Por lo expuesto, la CORTE  SUPREMA DE JUSTICIA, SALA DE CASACIÓN PENAL – EN SALA DE  DECISIÓN DE ACCIONES DE TUTELA N° 3, administrando  justicia, en nombre de la República y por autoridad de la Ley,  

RESUELVE  

            

1. DENEGAR el amparo solicitado por Luis Darío          Torres Vera contra la contra la Sala de Descongestión N°          2 de la Sala de Casación Laboral de esta Corporación,          por las razones anotadas en precedencia.  

            

2. NOTIFICAR a los sujetos procesales por el medio          más expedito el presente fallo, informándoles que          puede ser impugnado dentro de los tres días siguientes,          contados a partir de su notificación.  

            

3. Si no fuere impugnado, envíese la          actuación a la Corte Constitucional para su eventual          revisión, dentro del término indicado en el artículo          31 del Decreto 2591 de 1991.  

NOTIFÍQUESE Y CÚMPLASE  

JOSÉ FRANCISCO  ACUÑA VIZCAYA  

EUGENIO FERNÁNDEZ  CARLIER  

PATRICIA SALAZAR  CUÉLLAR  

NUBIA YOLANDA NOVA  GARCÍA  

Secretaria  

1          Folios 1 a 11.  

2          Folios 14 a 163.  

3          Folio 190.  

4          Folios 191 a 204.  

5          Corte Constitucional, SU-355 de 2017.  

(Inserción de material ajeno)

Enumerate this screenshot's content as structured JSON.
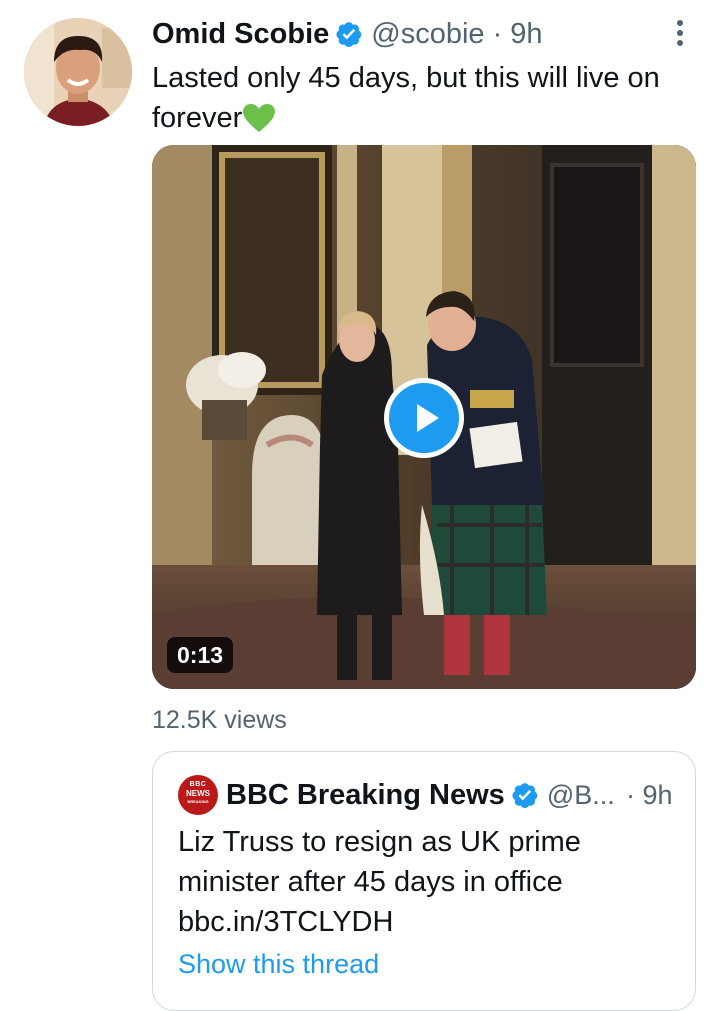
{
  "tweet": {
    "author_name": "Omid Scobie",
    "author_handle": "@scobie · 9h",
    "text": "Lasted only 45 days, but this will live on forever",
    "video_duration": "0:13",
    "views": "12.5K views"
  },
  "quoted_tweet": {
    "logo_text": [
      "BBC",
      "NEWS",
      "BREAKING"
    ],
    "author_name": "BBC Breaking News",
    "author_handle": "@B...",
    "time": "· 9h",
    "text_line1": "Liz Truss to resign as UK prime",
    "text_line2": "minister after 45 days in office",
    "text_line3": "bbc.in/3TCLYDH",
    "show_thread": "Show this thread"
  },
  "icons": {
    "verified": "verified-badge-icon",
    "more": "more-vertical-icon",
    "heart": "green-heart-emoji",
    "play": "play-icon"
  },
  "colors": {
    "accent": "#1d9bf0",
    "text": "#0f1419",
    "secondary": "#536471",
    "heart": "#6bbf4a",
    "bbc_red": "#bb1919"
  }
}
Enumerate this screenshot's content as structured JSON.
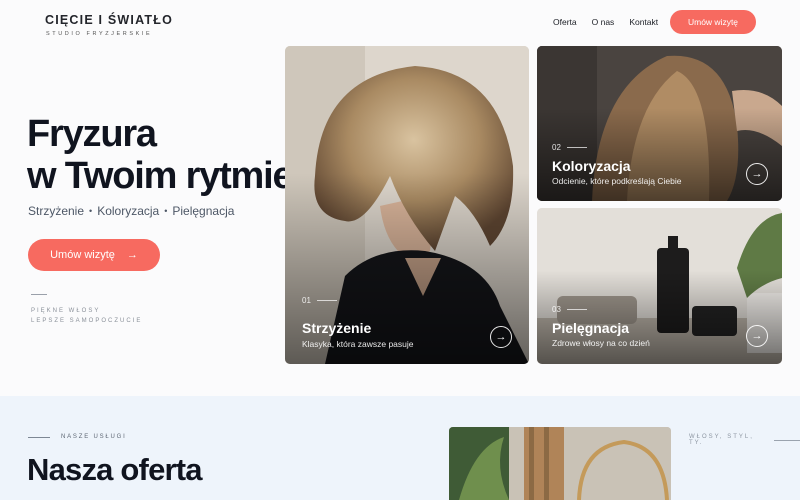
{
  "brand": {
    "name": "CIĘCIE I ŚWIATŁO",
    "subtitle": "STUDIO FRYZJERSKIE"
  },
  "nav": {
    "items": [
      "Oferta",
      "O nas",
      "Kontakt"
    ],
    "cta": "Umów wizytę"
  },
  "hero": {
    "title_line1": "Fryzura",
    "title_line2": "w Twoim rytmie",
    "services": [
      "Strzyżenie",
      "Koloryzacja",
      "Pielęgnacja"
    ],
    "separator": "•",
    "cta": "Umów wizytę",
    "cta_arrow": "→",
    "tagline_line1": "PIĘKNE WŁOSY",
    "tagline_line2": "LEPSZE SAMOPOCZUCIE"
  },
  "cards": [
    {
      "num": "01",
      "title": "Strzyżenie",
      "desc": "Klasyka, która zawsze pasuje",
      "arrow": "→"
    },
    {
      "num": "02",
      "title": "Koloryzacja",
      "desc": "Odcienie, które podkreślają Ciebie",
      "arrow": "→"
    },
    {
      "num": "03",
      "title": "Pielęgnacja",
      "desc": "Zdrowe włosy na co dzień",
      "arrow": "→"
    }
  ],
  "offer": {
    "label": "NASZE USŁUGI",
    "title": "Nasza oferta",
    "side_label": "WŁOSY, STYL, TY."
  },
  "colors": {
    "accent": "#f76a60",
    "dark": "#10141f",
    "section_bg": "#eef4fb"
  }
}
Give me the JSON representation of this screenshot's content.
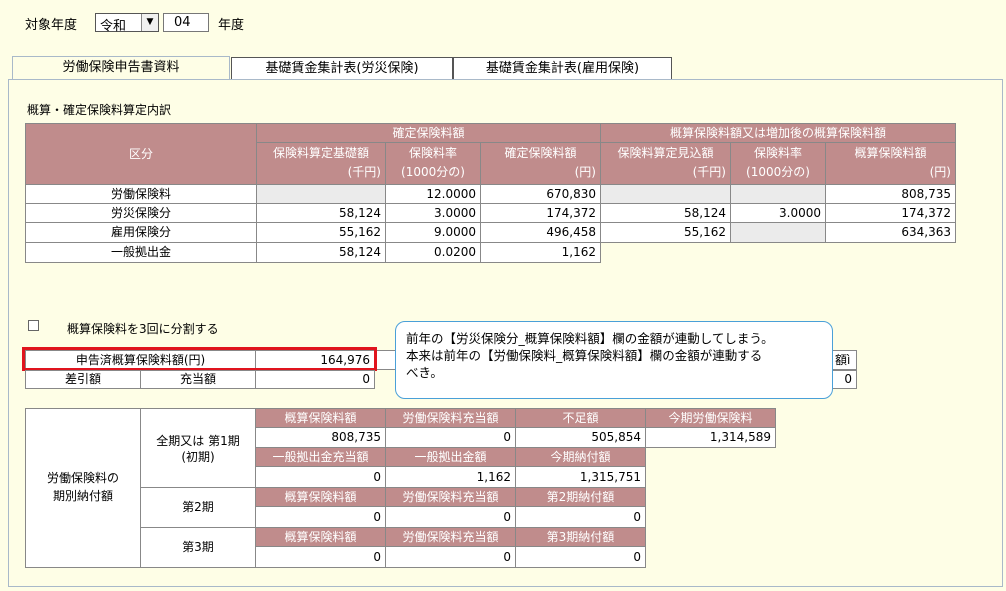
{
  "year": {
    "label": "対象年度",
    "era": "令和",
    "value": "04",
    "unit": "年度"
  },
  "tabs": [
    "労働保険申告書資料",
    "基礎賃金集計表(労災保険)",
    "基礎賃金集計表(雇用保険)"
  ],
  "section_title": "概算・確定保険料算定内訳",
  "table": {
    "category_header": "区分",
    "group1": "確定保険料額",
    "group2": "概算保険料額又は増加後の概算保険料額",
    "col_base": "保険料算定基礎額",
    "unit_thousand": "(千円)",
    "col_rate": "保険料率",
    "unit_per_mille": "(1000分の)",
    "col_confirmed": "確定保険料額",
    "unit_yen": "(円)",
    "col_est_base": "保険料算定見込額",
    "col_estimated": "概算保険料額",
    "rows": [
      {
        "label": "労働保険料",
        "base": "",
        "rate": "12.0000",
        "confirmed": "670,830",
        "est_base": "",
        "est_rate": "",
        "estimated": "808,735"
      },
      {
        "label": "労災保険分",
        "base": "58,124",
        "rate": "3.0000",
        "confirmed": "174,372",
        "est_base": "58,124",
        "est_rate": "3.0000",
        "estimated": "174,372"
      },
      {
        "label": "雇用保険分",
        "base": "55,162",
        "rate": "9.0000",
        "confirmed": "496,458",
        "est_base": "55,162",
        "est_rate": "",
        "estimated": "634,363"
      },
      {
        "label": "一般拠出金",
        "base": "58,124",
        "rate": "0.0200",
        "confirmed": "1,162"
      }
    ]
  },
  "split_checkbox_label": "概算保険料を3回に分割する",
  "declared": {
    "label": "申告済概算保険料額(円)",
    "value": "164,976",
    "right_partial_label": "額ì",
    "right_value": "0"
  },
  "diff": {
    "label": "差引額",
    "sub_label": "充当額",
    "value": "0"
  },
  "tooltip": {
    "line1": "前年の【労災保険分_概算保険料額】欄の金額が連動してしまう。",
    "line2": "本来は前年の【労働保険料_概算保険料額】欄の金額が連動する",
    "line3": "べき。"
  },
  "installments": {
    "title_line1": "労働保険料の",
    "title_line2": "期別納付額",
    "period1_line1": "全期又は 第1期",
    "period1_line2": "(初期)",
    "period2": "第2期",
    "period3": "第3期",
    "h_estimated": "概算保険料額",
    "h_applied": "労働保険料充当額",
    "h_shortfall": "不足額",
    "h_current": "今期労働保険料",
    "h_general_applied": "一般拠出金充当額",
    "h_general": "一般拠出金額",
    "h_due": "今期納付額",
    "h_p2_due": "第2期納付額",
    "h_p3_due": "第3期納付額",
    "p1": {
      "estimated": "808,735",
      "applied": "0",
      "shortfall": "505,854",
      "current": "1,314,589",
      "general_applied": "0",
      "general": "1,162",
      "due": "1,315,751"
    },
    "p2": {
      "estimated": "0",
      "applied": "0",
      "due": "0"
    },
    "p3": {
      "estimated": "0",
      "applied": "0",
      "due": "0"
    }
  }
}
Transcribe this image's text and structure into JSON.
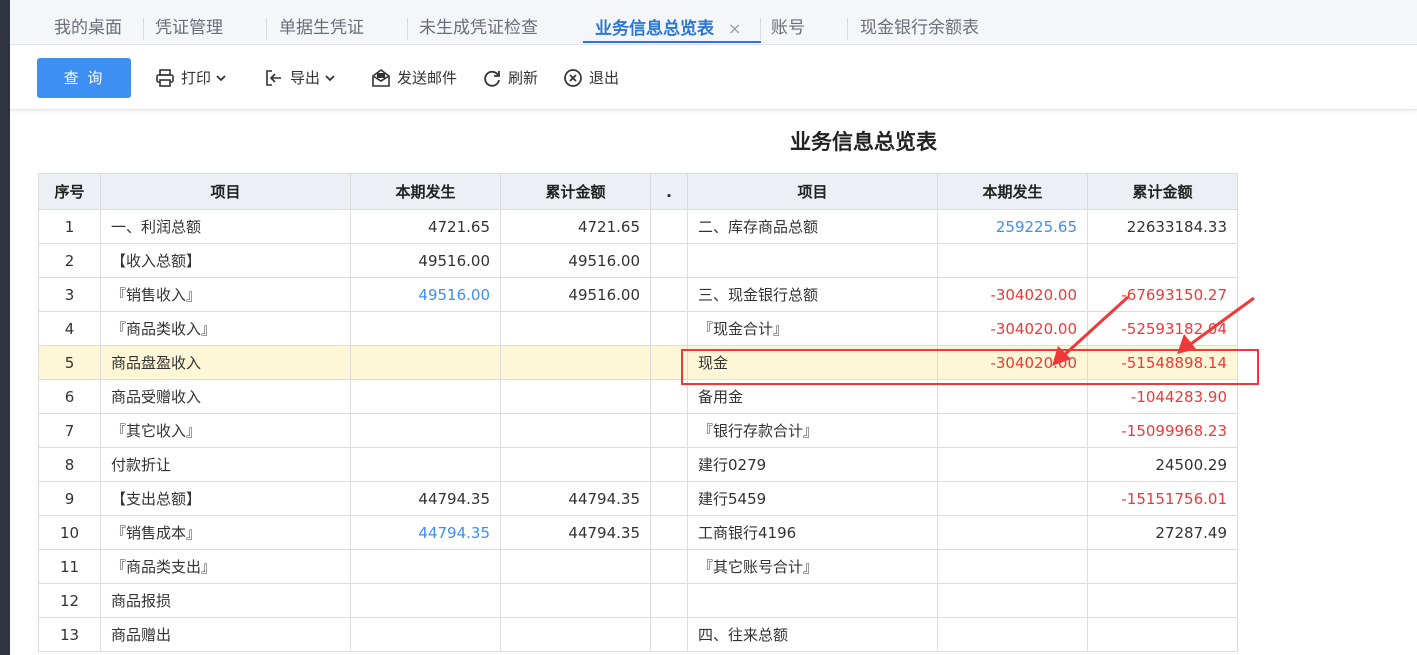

6          Corte Constitucional, sentencia T-522 de 2001.  

7          « Cfr.          Sentencias T-462 de          2003 ; SU-1184 de 2001 ; T-1625 de 2000 y T-1031 de 2001. »  

8          Cfr. CSJ SCP          STP13470-2017, 29 Ago 2017, Rad. 93570; STP21908-2017, 12 dic 2017,          Rad. 95432; STP4556-2018, 03 abr 2018, Rad. 97238; STP6897-2018,          22 May 2018, Rad. 98186; entre otros.  

9          Cfr. CSJ SCP STP8036-2018, 19 jun 2018, rad. 98831;          STP8169-2018, 19 de jun 2018, rad. 98728.